A1.1.3 Nicht-menstruationsassoziierte Migräne ohne AuraHartmut Gobel2024-04-22T07:11:47+00:00
Diagnostische Kriterien:
- Attacken bei einer menstruierenden Frau1, welche die Kriterien einer 1.1 Migräne ohne Aura sowie das Kriterium B unten erfüllen
- Attacken, welche nicht das Kriterium B für eine A1.1.1 rein menstruelle Migräne ohne Aura oder A1.1.2 menstruationsassoziierte Migräne ohne Aura erfüllen.
Anmerkung:
- Für die Zwecke der ICHD-3 wird die Menstruation als endometriale Blutung als Folge des normalen endogenen Menstruationszyklusses oder eines Entzuges von externen Gestagenen angesehen – letzteres gilt für kombinierte orale Kontrazeptiva und eine zyklische Hormonersatztherapie
Kommentar:
Diese Subklassifizierung der 1.1 Migräne ohne Aura wird eindeutig nur auf menstruierende Frauen gemäß obiger Definition angewandt.
Menstruelle Migräneattacken verlaufen meist ohne Auren. Die Unterscheidung zwischen einer A1.1.1 rein menstruellen Migräne ohne Aura und einer A1.1.2 menstruationsassoziierten Migräne ohne Aura ist deshalb von Bedeutung, weil eine Hormonprophylaxe bei Ersterer (d.h. A1.1.1 rein menstruellen Migräne ohne Aura) eher wirksam sein dürfte.
Viele Frauen neigen dazu, den Zusammenhang zwischen Menstruation und Attacken überzubewerten; zu Forschungszwecken erfordert die Diagnose den durch Tagebuchaufzeichnungen belegten, prospektiv dokumentierten Nachweis über ein Minimum von drei Zyklen.

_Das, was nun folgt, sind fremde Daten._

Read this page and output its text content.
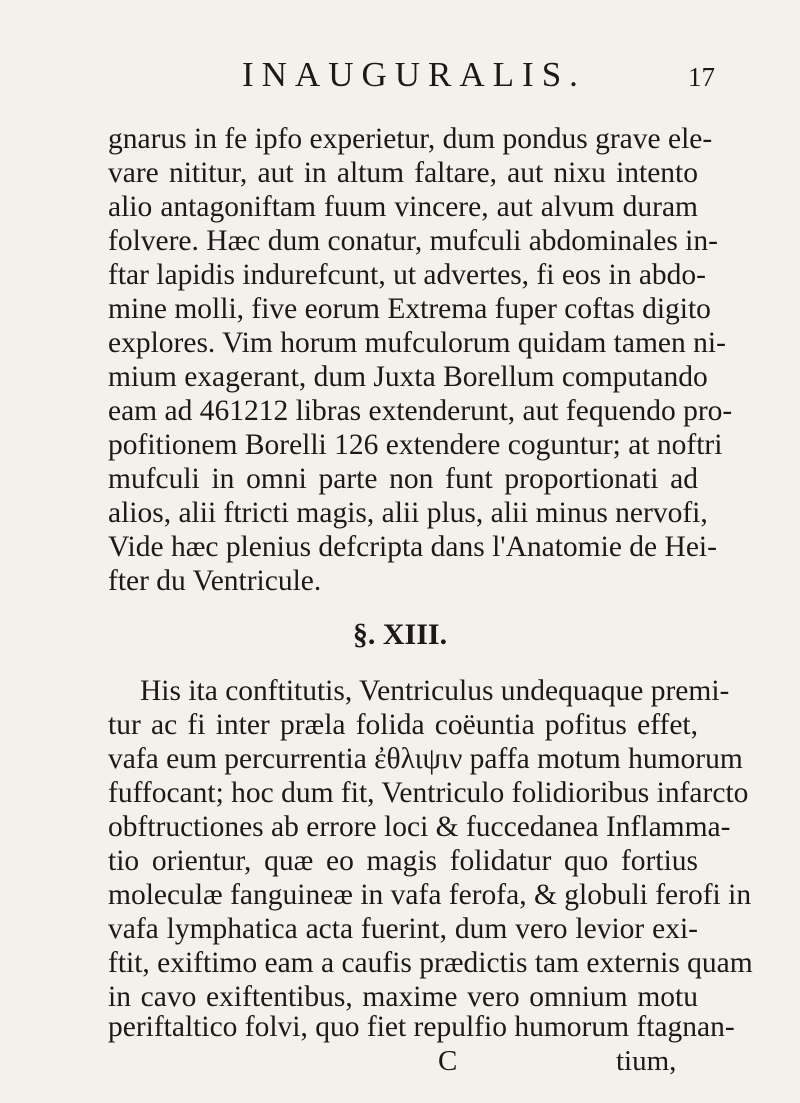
INAUGURALIS.	17
gnarus in fe ipfo experietur, dum pondus grave ele-
vare nititur, aut in altum faltare, aut nixu intento
alio antagoniftam fuum vincere, aut alvum duram
folvere. Hæc dum conatur, mufculi abdominales in-
ftar lapidis indurefcunt, ut advertes, fi eos in abdo-
mine molli, five eorum Extrema fuper coftas digito
explores. Vim horum mufculorum quidam tamen ni-
mium exagerant, dum Juxta Borellum computando
eam ad 461212 libras extenderunt, aut fequendo pro-
pofitionem Borelli 126 extendere coguntur; at noftri
mufculi in omni parte non funt proportionati ad
alios, alii ftricti magis, alii plus, alii minus nervofi,
Vide hæc plenius defcripta dans l'Anatomie de Hei-
fter du Ventricule.
§. XIII.
His ita conftitutis, Ventriculus undequaque premi-
tur ac fi inter præla folida coëuntia pofitus effet,
vafa eum percurrentia ἐθλιψιν paffa motum humorum
fuffocant; hoc dum fit, Ventriculo folidioribus infarcto
obftructiones ab errore loci & fuccedanea Inflamma-
tio orientur, quæ eo magis folidatur quo fortius
moleculæ fanguineæ in vafa ferofa, & globuli ferofi in
vafa lymphatica acta fuerint, dum vero levior exi-
ftit, exiftimo eam a caufis prædictis tam externis quam
in cavo exiftentibus, maxime vero omnium motu
periftaltico folvi, quo fiet repulfio humorum ftagnan-
C	tium,
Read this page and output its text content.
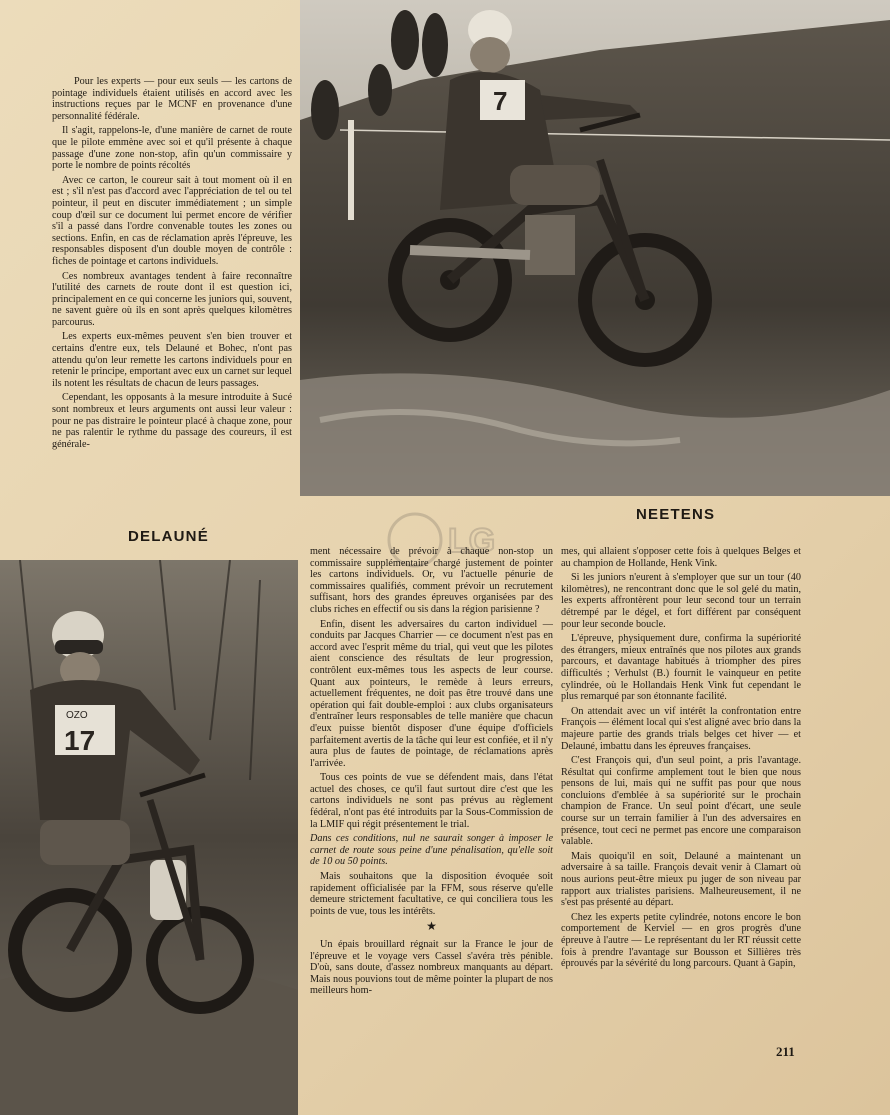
7

Pour les experts — pour eux seuls — les cartons de pointage individuels étaient utilisés en accord avec les instructions reçues par le MCNF en provenance d'une personnalité fédérale.

Il s'agit, rappelons-le, d'une manière de carnet de route que le pilote emmène avec soi et qu'il présente à chaque passage d'une zone non-stop, afin qu'un commissaire y porte le nombre de points récoltés

Avec ce carton, le coureur sait à tout moment où il en est ; s'il n'est pas d'accord avec l'appréciation de tel ou tel pointeur, il peut en discuter immédiatement ; un simple coup d'œil sur ce document lui permet encore de vérifier s'il a passé dans l'ordre convenable toutes les zones ou sections. Enfin, en cas de réclamation après l'épreuve, les responsables disposent d'un double moyen de contrôle : fiches de pointage et cartons individuels.

Ces nombreux avantages tendent à faire reconnaître l'utilité des carnets de route dont il est question ici, principalement en ce qui concerne les juniors qui, souvent, ne savent guère où ils en sont après quelques kilomètres parcourus.

Les experts eux-mêmes peuvent s'en bien trouver et certains d'entre eux, tels Delauné et Bohec, n'ont pas attendu qu'on leur remette les cartons individuels pour en retenir le principe, emportant avec eux un carnet sur lequel ils notent les résultats de chacun de leurs passages.

Cependant, les opposants à la mesure introduite à Sucé sont nombreux et leurs arguments ont aussi leur valeur : pour ne pas distraire le pointeur placé à chaque zone, pour ne pas ralentir le rythme du passage des coureurs, il est générale-

DELAUNÉ
NEETENS
LG
OZO
17

ment nécessaire de prévoir à chaque non-stop un commissaire supplémentaire chargé justement de pointer les cartons individuels. Or, vu l'actuelle pénurie de commissaires qualifiés, comment prévoir un recrutement suffisant, hors des grandes épreuves organisées par des clubs riches en effectif ou sis dans la région parisienne ?

Enfin, disent les adversaires du carton individuel — conduits par Jacques Charrier — ce document n'est pas en accord avec l'esprit même du trial, qui veut que les pilotes aient conscience des résultats de leur progression, contrôlent eux-mêmes tous les aspects de leur course. Quant aux pointeurs, le remède à leurs erreurs, actuellement fréquentes, ne doit pas être trouvé dans une opération qui fait double-emploi : aux clubs organisateurs d'entraîner leurs responsables de telle manière que chacun d'eux puisse bientôt disposer d'une équipe d'officiels parfaitement avertis de la tâche qui leur est confiée, et il n'y aura plus de fautes de pointage, de réclamations après l'arrivée.

Tous ces points de vue se défendent mais, dans l'état actuel des choses, ce qu'il faut surtout dire c'est que les cartons individuels ne sont pas prévus au règlement fédéral, n'ont pas été introduits par la Sous-Commission de la LMIF qui régit présentement le trial.

Dans ces conditions, nul ne saurait songer à imposer le carnet de route sous peine d'une pénalisation, qu'elle soit de 10 ou 50 points.

Mais souhaitons que la disposition évoquée soit rapidement officialisée par la FFM, sous réserve qu'elle demeure strictement facultative, ce qui conciliera tous les points de vue, tous les intérêts.

★

Un épais brouillard régnait sur la France le jour de l'épreuve et le voyage vers Cassel s'avéra très pénible. D'où, sans doute, d'assez nombreux manquants au départ. Mais nous pouvions tout de même pointer la plupart de nos meilleurs hom-

mes, qui allaient s'opposer cette fois à quelques Belges et au champion de Hollande, Henk Vink.

Si les juniors n'eurent à s'employer que sur un tour (40 kilomètres), ne rencontrant donc que le sol gelé du matin, les experts affrontèrent pour leur second tour un terrain détrempé par le dégel, et fort différent par conséquent pour leur seconde boucle.

L'épreuve, physiquement dure, confirma la supériorité des étrangers, mieux entraînés que nos pilotes aux grands parcours, et davantage habitués à triompher des pires difficultés ; Verhulst (B.) fournit le vainqueur en petite cylindrée, où le Hollandais Henk Vink fut cependant le plus remarqué par son étonnante facilité.

On attendait avec un vif intérêt la confrontation entre François — élément local qui s'est aligné avec brio dans la majeure partie des grands trials belges cet hiver — et Delauné, imbattu dans les épreuves françaises.

C'est François qui, d'un seul point, a pris l'avantage. Résultat qui confirme amplement tout le bien que nous pensons de lui, mais qui ne suffit pas pour que nous concluions d'emblée à sa supériorité sur le prochain champion de France. Un seul point d'écart, une seule course sur un terrain familier à l'un des adversaires en présence, tout ceci ne permet pas encore une comparaison valable.

Mais quoiqu'il en soit, Delauné a maintenant un adversaire à sa taille. François devait venir à Clamart où nous aurions peut-être mieux pu juger de son niveau par rapport aux trialistes parisiens. Malheureusement, il ne s'est pas présenté au départ.

Chez les experts petite cylindrée, notons encore le bon comportement de Kerviel — en gros progrès d'une épreuve à l'autre — Le représentant du ler RT réussit cette fois à prendre l'avantage sur Bousson et Sillières très éprouvés par la sévérité du long parcours. Quant à Gapin,

211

Der Mechanismus/die Mechanismen der Migräne unterscheiden sich möglicherweise in Abhängigkeit davon, ob die endometriale Blutung als Folge des normalen endogenen Menstruationszyklusses oder eines Entzuges von externen Gestagenen (wie bei kombinierten oralen Kontrazeptiva und einer zyklischen Hormonersatztherapie) auftritt. So resultiert der endogene Menstruationszyklus aus komplexen hormonellen Veränderungen der Achse von Hypothalamus, Hypophyse und Ovarien, die den Eisprung auslösen, welche wiederum durch Einnahme kombinierter oraler Kontrazeptiva unterdrückt wird. Diese Subpopulationen sollten daher in der Forschung getrennt untersucht werden, obwohl die Diagnosekriterien nicht voneinander abzugrenzen sind. Möglicherweise sollten sich auch die Behandlungsstrategien für die Subpopulationen unterscheiden.
Es gibt Hinweise, dass zumindest bei einigen Frauen menstruelle Migräneattacken durch einen Östrogenentzug ausgelöst werden können, auch wenn möglicherweise andere hormonelle oder biochemische Veränderungen zu diesem Zeitpunkt des Zyklus ebenfalls relevant sein können. Wenn eine rein menstruelle Migräne oder menstruationsassoziierte Migräne mit einem exogenen Östrogenentzug in Zusammenhang stehen, sollten beide Diagnosen, A1.1.1 rein menstruelle Migräne ohne Aura bzw. A1.1.2 menstruationsassoziierte Migräne ohne Aura und 8.3.3 Östrogenentzugskopfschmerz vergeben werden.
Der Zusammenhang mit der Menstruation kann sich im Laufe der fortpflanzungsfähigen Lebensspanne einer Frau ändern.